Final Cut (lol)

Week 9: Going to miss my blogging weekends 🙁

I’m just sitting here thinking about how to start this. These are the last blog posts of the program. I mean, I write all the time privately, and I think no one really reads through others’s blogs BUT BUT BUT this was like the bright spot of the weekend. The informal type writing assignment of the weekend where we can just spill our minds and not worry about academic diction. These posts could be anything we wanted them to be. So I’ll definitely miss this and also reading other students’ blogs. I was that person who read through some of your blogs…

So I guess I don’t really know what to say that I’m already going to say for the Paper and Rock posts. Scissors was always my favorite because I got to talk about my personal life a little bit, even if the personals coincided with Rock most of the time. Here are just some random thoughts. I think Paper I’ll write about Paper Bullets (lol) and Rock I’ll write about the currents with my paper and how that’s been going.

I overall enjoyed the program despite being hit with some personal issues in the quarter. This program surpassed all other programs and classes I’ve taken that hit me so hard. Forgotten Country did that to me – it did something I never thought I would do: reach out to my brother and sister who I have not talked to in years. Right now things are pretty awk with us as we have not met up since I sent the message. I pulled back from acting on getting us together, I feel like I’m so scared to be disappointed or have the whole thing blow up in my face if I make all these plans and try to get us together only to have it not happen. I was always scared of some “you did this to me” blaming battle that can happen when people hold resentment waiting for the time to strike. I’m not here for some digging of the past. Why I think that would happen anyway is my own insecurity, my own barrier I’m putting in front of me. But I want them to do some of the work too, I made the initial call, let’s see who picks up. But it would just be so like us to leave things where they are and not progress. I also dealt with some health and emotional issues that hit me around week 7 and 8. That made it hard to write my second draft. I’m still feeling the effects of it all. Yesterday I had a killer head and stomachache and my stomach is fine today but my head’s still in pain. Ugh. And Jackson’s been going through it too. So we’re both miserable. There’s just been a lot going on.

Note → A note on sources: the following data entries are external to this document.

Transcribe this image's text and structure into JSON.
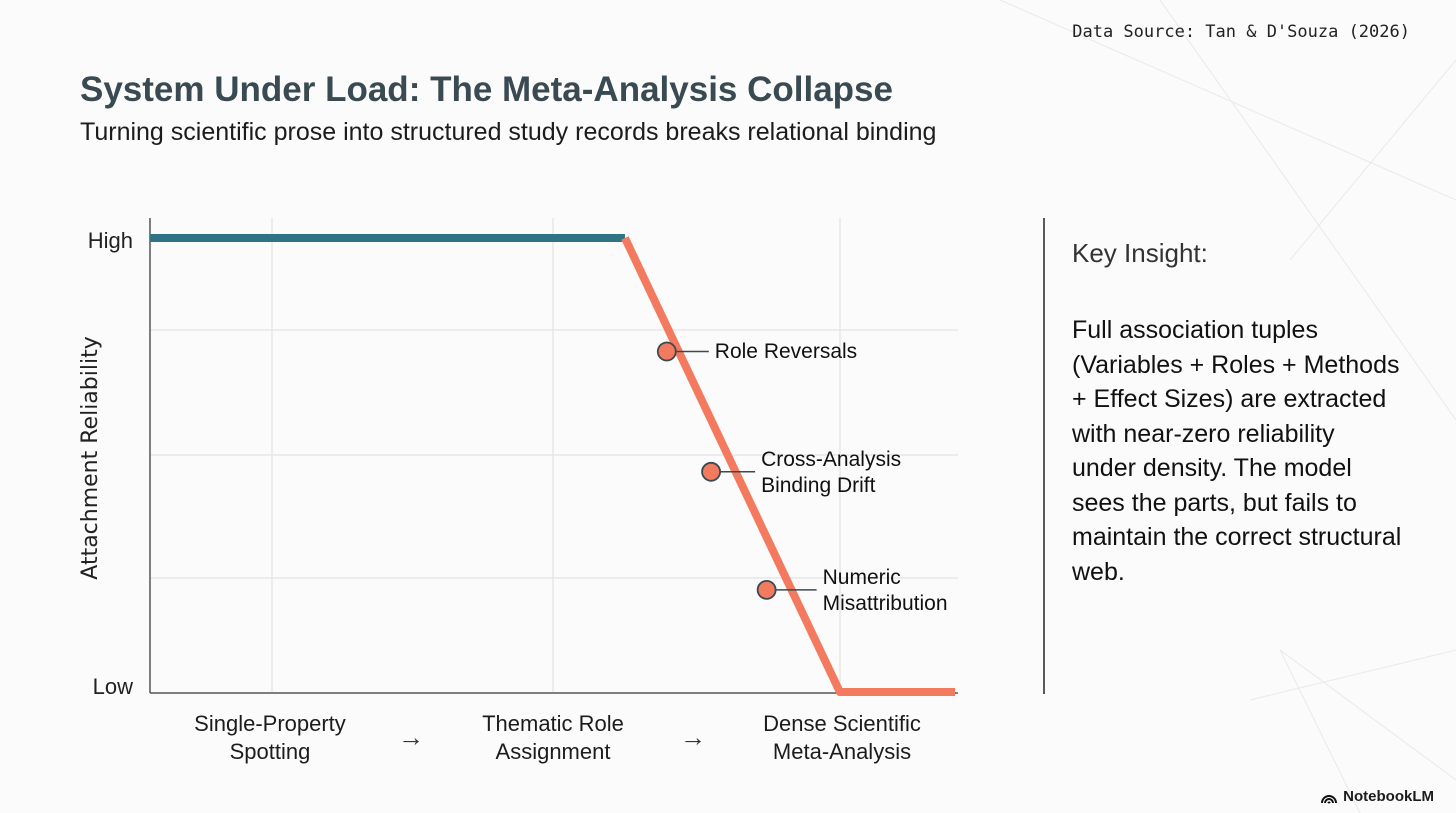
{
  "header": {
    "source": "Data Source: Tan & D'Souza (2026)",
    "title": "System Under Load: The Meta-Analysis Collapse",
    "subtitle": "Turning scientific prose into structured study records breaks relational binding"
  },
  "chart_data": {
    "type": "line",
    "ylabel": "Attachment Reliability",
    "y_tick_labels": [
      "High",
      "Low"
    ],
    "ylim": [
      0,
      100
    ],
    "xlim": [
      0,
      100
    ],
    "grid": true,
    "x_categories": [
      "Single-Property Spotting",
      "Thematic Role Assignment",
      "Dense Scientific Meta-Analysis"
    ],
    "x_arrow": "→",
    "series": [
      {
        "name": "stable",
        "color": "#2f7385",
        "points": [
          [
            0,
            100
          ],
          [
            59,
            100
          ]
        ]
      },
      {
        "name": "collapse",
        "color": "#f47a5f",
        "points": [
          [
            59,
            100
          ],
          [
            85.7,
            0
          ],
          [
            100,
            0
          ]
        ]
      }
    ],
    "annotations": [
      {
        "lines": [
          "Role Reversals"
        ],
        "x": 64.2,
        "y": 75
      },
      {
        "lines": [
          "Cross-Analysis",
          "Binding Drift"
        ],
        "x": 69.7,
        "y": 48.5
      },
      {
        "lines": [
          "Numeric",
          "Misattribution"
        ],
        "x": 76.6,
        "y": 22.5
      }
    ]
  },
  "insight": {
    "title": "Key Insight:",
    "body": "Full association tuples (Variables + Roles + Methods + Effect Sizes) are extracted with near-zero reliability under density. The model sees the parts, but fails to maintain the correct structural web."
  },
  "branding": {
    "logo_text": "NotebookLM"
  }
}
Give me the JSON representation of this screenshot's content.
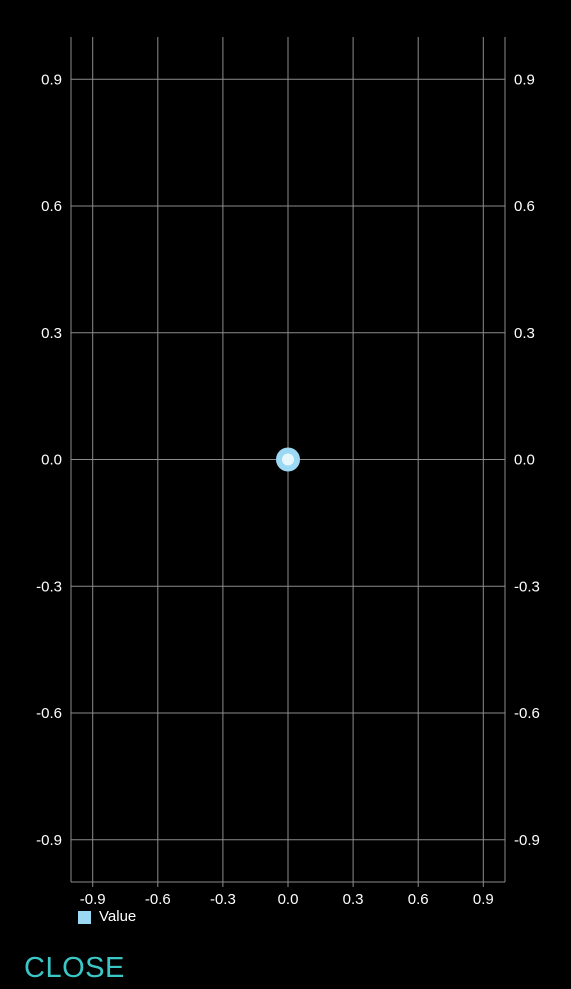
{
  "chart_data": {
    "type": "scatter",
    "x_ticks": [
      "-0.9",
      "-0.6",
      "-0.3",
      "0.0",
      "0.3",
      "0.6",
      "0.9"
    ],
    "y_ticks": [
      "0.9",
      "0.6",
      "0.3",
      "0.0",
      "-0.3",
      "-0.6",
      "-0.9"
    ],
    "xlim": [
      -1.0,
      1.0
    ],
    "ylim": [
      -1.0,
      1.0
    ],
    "grid": true,
    "legend_position": "bottom-left",
    "series": [
      {
        "name": "Value",
        "color": "#9ad8f4",
        "points": [
          {
            "x": 0.0,
            "y": 0.0
          }
        ]
      }
    ]
  },
  "footer": {
    "close_label": "CLOSE",
    "close_color": "#3cc7c7"
  },
  "colors": {
    "background": "#000000",
    "grid": "#8c8c8c",
    "text": "#ffffff"
  }
}
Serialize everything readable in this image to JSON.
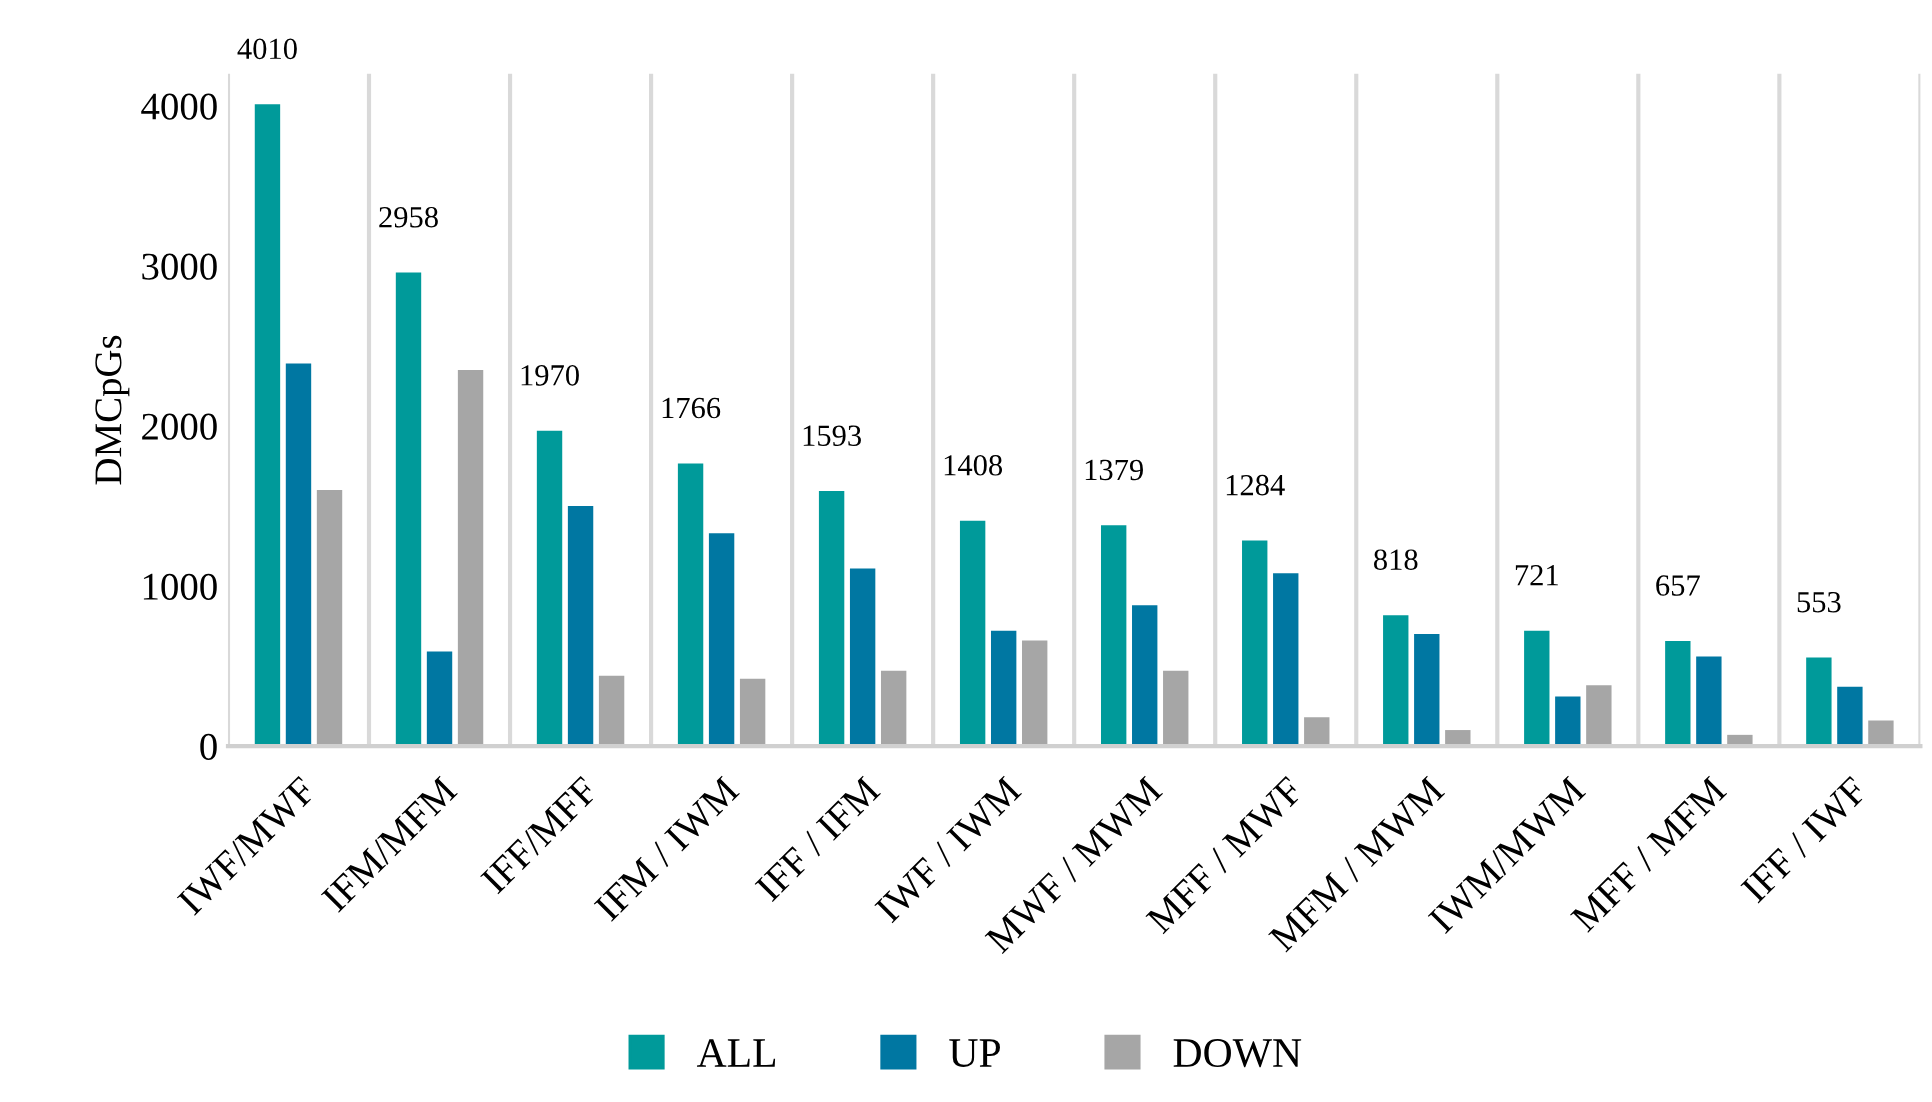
{
  "chart_data": {
    "type": "bar",
    "ylabel": "DMCpGs",
    "categories": [
      "IWF/MWF",
      "IFM/MFM",
      "IFF/MFF",
      "IFM / IWM",
      "IFF / IFM",
      "IWF / IWM",
      "MWF / MWM",
      "MFF / MWF",
      "MFM / MWM",
      "IWM/MWM",
      "MFF / MFM",
      "IFF / IWF"
    ],
    "series": [
      {
        "name": "ALL",
        "color": "#009a9a",
        "values": [
          4010,
          2958,
          1970,
          1766,
          1593,
          1408,
          1379,
          1284,
          818,
          721,
          657,
          553
        ],
        "value_labels": [
          "4010",
          "2958",
          "1970",
          "1766",
          "1593",
          "1408",
          "1379",
          "1284",
          "818",
          "721",
          "657",
          "553"
        ]
      },
      {
        "name": "UP",
        "color": "#0077a2",
        "values": [
          2390,
          590,
          1500,
          1330,
          1110,
          720,
          880,
          1080,
          700,
          310,
          560,
          370
        ]
      },
      {
        "name": "DOWN",
        "color": "#a6a6a6",
        "values": [
          1600,
          2350,
          440,
          420,
          470,
          660,
          470,
          180,
          100,
          380,
          70,
          160
        ]
      }
    ],
    "ylim": [
      0,
      4200
    ],
    "yticks": [
      0,
      1000,
      2000,
      3000,
      4000
    ],
    "grid": "x",
    "legend": "bottom"
  }
}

But anyway, back to the program… I could have done without the casual and not-so-casual sexism in some of the films and books but I guess there’s just seriously no way to ever escape it ever ever ever. And then like be “expected” to rise above it and be able to critique it and look at the nuances, the context, and the culture. Moving on… I’m very satisfied with the amount of female writers we got to read from. I learned quite a bit about Asian history and culture just by reading them and it inspired me to learn more. I did some extra reading on Operation Babylift, the Vietnam War, and the Korean War. I’m glad that I got to learn more about erased Asian identities and the positives and negatives of representation. I’ve always had a problem with Hollywood and it was interesting to notice how it has fucked up in regards to portraying Asians on TV and in movies. But I guess it didn’t “fuck up” since Hollywood was never about inclusivity. Hollywood can keep its hypermasculine, white, racist, sexist shit. I’m just looking to support POC, especially, QTPOC and BI+WOC, created content. Also one thing that I got to practice more is enjoying forms of media while also critiquing it. It’s easy for me to write something off and not pay attention to it, like I started to do with Better Luck Tomorrow. But in watching other films and reading some of the books, I practiced pointing out positives and criticisms.

And I have to include, how I had to establish boundaries on how much misogyny I can take. I think I’ll write more about that in the Paper post.

To end this off, I’m super glad I took this program. I’m proud of the personal growth I gained from it. I got to meet and work with some incredibly intelligent people who I learned a lot from and there were two great instructors who I also learned a lot from.